Range chunking needs a **single integer PK** to slice `MIN..MAX`. A MySQL table
whose PK is a UUID, string, or composite key has no such column, and — unlike
PostgreSQL — MySQL has **no server-side cursor** to bound a `mode: full`
snapshot. That left a real hole: such tables could only be exported as one
long-held `SELECT *` (the exact "don't hold a long query on prod" risk Rivet
exists to avoid).

**Keyset pagination** closes it. Rivet pages the table by a unique, NOT NULL,
**index-backed** key:

```sql
-- first page
SELECT * FROM (<base>) AS _rivet ORDER BY `uid` LIMIT 1000
-- subsequent pages (cursor = last page's max key)
SELECT * FROM (<base>) AS _rivet WHERE `uid` > ? ORDER BY `uid` LIMIT 1000
```

Each page is a bounded, **index range scan** (verified `EXPLAIN`: `type: range`
on the PK, no `filesort`, no full scan) and becomes one part file. This bounds
**both** peak RSS (`≤ chunk_size` rows in flight) and longest-query time.

```yaml
exports:
  - name: events
    table: app.events            # `table:` shortcut required (index check)
    mode: chunked
    chunk_by_key: event_uuid     # single-column UNIQUE / PRIMARY, NOT NULL
    chunk_size: 1000             # rows per page
    format: parquet
    destination:
      type: local
      path: ./output
```

Output files: one per page, e.g. `events_20260529_120000_keyset0.parquet`.

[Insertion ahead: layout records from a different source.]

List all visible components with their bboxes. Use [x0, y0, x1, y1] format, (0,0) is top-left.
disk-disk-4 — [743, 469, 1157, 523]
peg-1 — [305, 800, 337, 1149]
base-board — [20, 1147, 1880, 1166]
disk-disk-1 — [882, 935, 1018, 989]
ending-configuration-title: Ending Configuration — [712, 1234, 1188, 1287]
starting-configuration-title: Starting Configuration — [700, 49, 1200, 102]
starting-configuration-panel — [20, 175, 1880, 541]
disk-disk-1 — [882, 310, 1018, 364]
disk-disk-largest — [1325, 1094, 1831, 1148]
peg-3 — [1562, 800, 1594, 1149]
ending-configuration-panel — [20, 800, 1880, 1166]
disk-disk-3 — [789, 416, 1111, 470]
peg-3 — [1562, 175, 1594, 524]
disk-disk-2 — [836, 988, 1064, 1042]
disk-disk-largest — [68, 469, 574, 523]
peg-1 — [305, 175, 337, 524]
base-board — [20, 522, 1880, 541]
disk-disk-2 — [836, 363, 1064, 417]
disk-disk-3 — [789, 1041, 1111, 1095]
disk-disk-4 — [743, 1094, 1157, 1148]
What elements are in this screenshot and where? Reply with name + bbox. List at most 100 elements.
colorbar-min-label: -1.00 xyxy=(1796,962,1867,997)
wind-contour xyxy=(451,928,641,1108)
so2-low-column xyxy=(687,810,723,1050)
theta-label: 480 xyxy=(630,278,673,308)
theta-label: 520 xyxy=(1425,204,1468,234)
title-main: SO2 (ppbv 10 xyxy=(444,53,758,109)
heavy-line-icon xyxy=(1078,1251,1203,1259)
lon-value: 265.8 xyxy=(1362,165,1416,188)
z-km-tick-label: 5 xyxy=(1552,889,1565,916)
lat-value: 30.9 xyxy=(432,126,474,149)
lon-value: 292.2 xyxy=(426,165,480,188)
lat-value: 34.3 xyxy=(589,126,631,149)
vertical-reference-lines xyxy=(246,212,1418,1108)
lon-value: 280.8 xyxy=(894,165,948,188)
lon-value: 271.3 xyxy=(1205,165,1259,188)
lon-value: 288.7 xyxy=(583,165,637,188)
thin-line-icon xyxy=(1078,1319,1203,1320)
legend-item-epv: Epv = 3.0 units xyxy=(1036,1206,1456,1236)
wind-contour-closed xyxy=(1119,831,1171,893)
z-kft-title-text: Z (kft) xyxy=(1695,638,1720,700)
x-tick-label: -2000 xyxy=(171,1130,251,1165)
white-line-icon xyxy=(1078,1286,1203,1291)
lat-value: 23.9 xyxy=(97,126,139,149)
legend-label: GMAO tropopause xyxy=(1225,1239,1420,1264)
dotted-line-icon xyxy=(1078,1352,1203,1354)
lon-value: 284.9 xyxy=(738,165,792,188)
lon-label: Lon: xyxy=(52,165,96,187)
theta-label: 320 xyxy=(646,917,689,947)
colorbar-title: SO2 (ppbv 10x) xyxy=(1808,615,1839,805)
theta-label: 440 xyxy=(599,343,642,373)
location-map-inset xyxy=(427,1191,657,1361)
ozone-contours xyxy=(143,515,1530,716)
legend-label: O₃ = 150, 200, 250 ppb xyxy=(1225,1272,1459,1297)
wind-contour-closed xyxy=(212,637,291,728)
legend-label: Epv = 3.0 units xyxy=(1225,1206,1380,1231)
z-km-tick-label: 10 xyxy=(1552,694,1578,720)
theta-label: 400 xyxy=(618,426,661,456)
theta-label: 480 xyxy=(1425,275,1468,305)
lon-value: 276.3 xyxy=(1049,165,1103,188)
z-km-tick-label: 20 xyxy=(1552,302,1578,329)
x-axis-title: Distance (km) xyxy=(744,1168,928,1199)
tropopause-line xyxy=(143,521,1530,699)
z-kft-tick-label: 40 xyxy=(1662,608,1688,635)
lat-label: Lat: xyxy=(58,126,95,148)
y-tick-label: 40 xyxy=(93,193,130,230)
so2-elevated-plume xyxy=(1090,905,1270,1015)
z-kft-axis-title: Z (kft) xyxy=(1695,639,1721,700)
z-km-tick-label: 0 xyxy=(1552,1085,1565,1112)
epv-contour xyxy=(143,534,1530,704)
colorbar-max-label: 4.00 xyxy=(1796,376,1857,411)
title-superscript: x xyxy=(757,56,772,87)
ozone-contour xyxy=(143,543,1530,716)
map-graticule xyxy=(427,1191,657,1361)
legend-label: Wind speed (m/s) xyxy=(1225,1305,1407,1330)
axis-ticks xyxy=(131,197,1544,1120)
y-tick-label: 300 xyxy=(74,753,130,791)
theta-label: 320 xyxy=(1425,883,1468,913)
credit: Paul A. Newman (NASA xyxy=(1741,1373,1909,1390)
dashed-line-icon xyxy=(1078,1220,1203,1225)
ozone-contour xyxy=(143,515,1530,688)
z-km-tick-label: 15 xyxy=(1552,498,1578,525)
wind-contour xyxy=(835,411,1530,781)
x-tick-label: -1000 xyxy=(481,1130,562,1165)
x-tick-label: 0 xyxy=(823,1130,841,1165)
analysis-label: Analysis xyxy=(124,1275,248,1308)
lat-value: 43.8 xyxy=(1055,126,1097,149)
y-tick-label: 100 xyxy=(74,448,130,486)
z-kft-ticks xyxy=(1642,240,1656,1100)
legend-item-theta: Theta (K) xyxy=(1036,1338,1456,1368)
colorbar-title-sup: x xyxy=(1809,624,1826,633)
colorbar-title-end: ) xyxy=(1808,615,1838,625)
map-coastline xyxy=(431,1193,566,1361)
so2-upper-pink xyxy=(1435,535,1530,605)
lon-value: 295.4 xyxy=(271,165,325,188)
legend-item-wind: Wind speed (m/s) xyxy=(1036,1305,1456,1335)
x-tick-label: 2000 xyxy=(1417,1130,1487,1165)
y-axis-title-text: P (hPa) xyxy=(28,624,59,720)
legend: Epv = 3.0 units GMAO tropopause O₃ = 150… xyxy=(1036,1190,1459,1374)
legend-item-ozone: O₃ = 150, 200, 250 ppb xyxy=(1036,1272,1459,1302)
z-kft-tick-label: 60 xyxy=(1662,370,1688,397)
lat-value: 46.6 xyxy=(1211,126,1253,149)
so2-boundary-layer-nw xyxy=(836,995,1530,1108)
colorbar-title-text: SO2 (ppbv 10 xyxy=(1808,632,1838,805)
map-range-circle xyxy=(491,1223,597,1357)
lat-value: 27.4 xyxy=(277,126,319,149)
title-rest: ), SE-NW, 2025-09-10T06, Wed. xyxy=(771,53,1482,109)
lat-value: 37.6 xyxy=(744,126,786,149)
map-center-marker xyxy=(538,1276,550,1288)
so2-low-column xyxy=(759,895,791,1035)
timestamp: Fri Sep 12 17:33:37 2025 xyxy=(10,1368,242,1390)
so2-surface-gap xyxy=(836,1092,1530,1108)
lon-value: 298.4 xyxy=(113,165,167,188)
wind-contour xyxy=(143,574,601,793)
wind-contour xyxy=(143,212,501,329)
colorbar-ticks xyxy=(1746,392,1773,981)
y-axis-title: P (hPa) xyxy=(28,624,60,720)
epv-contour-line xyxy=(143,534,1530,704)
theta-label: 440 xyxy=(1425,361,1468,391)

**Auto-resolution (MySQL).** With the `table:` shortcut and **no** `chunk_by_key`,
if the table has no single-integer PK but *does* have a usable single-column
unique key, Rivet auto-selects keyset on it and logs a `warn` naming the key
(set `chunk_by_key:` to pin the choice and silence the warning). On PostgreSQL,
auto-resolution stays off — its `DECLARE CURSOR` snapshot is already bounded, so
`mode: full` is the safe answer there; `chunk_by_key:` still works if you want
per-page files.

**The key must be index-backed.** This is the load-bearing safety property: an
`ORDER BY` on a non-indexed column degrades to a full-scan + `filesort` — worse
than the snapshot it replaces. Rivet **refuses** a `chunk_by_key` that is not a
single-column, NOT NULL, `UNIQUE`/`PRIMARY` key rather than emit such a query:

```
chunk_by_key 'payload' is not a usable keyset key on app.events — it must be a
single-column, NOT NULL, UNIQUE or PRIMARY key. Without a unique index,
`ORDER BY payload LIMIT n` would full-scan + filesort the table. Add a unique
index on it, pick another key, or use `mode: full` to accept one long snapshot
query.
```

**Required privileges:** read-only is sufficient — the introspection probe reads
`information_schema` index metadata, no elevated grants needed.

**Limitations (current):**

- **Sequential only** — each page depends on the previous page's last key, so
  keyset does not parallelize (`parallel` is ignored). Range chunking remains the
  parallel path for integer-PK tables.
- **Single-column keys only** — composite unique keys are not yet supported.
- **No `--resume` checkpoint yet** — a keyset run restarts from the first page.

## Troubleshooting

**Many empty chunks** -- Your ID column has gaps. Add `chunk_dense: true`.

**High memory usage with parallel > 1** -- Reduce `chunk_size` or add `tuning.profile: safe`.

**Export fails midway through 1000 chunks** -- Enable `chunk_checkpoint: true` and re-run with `--resume`.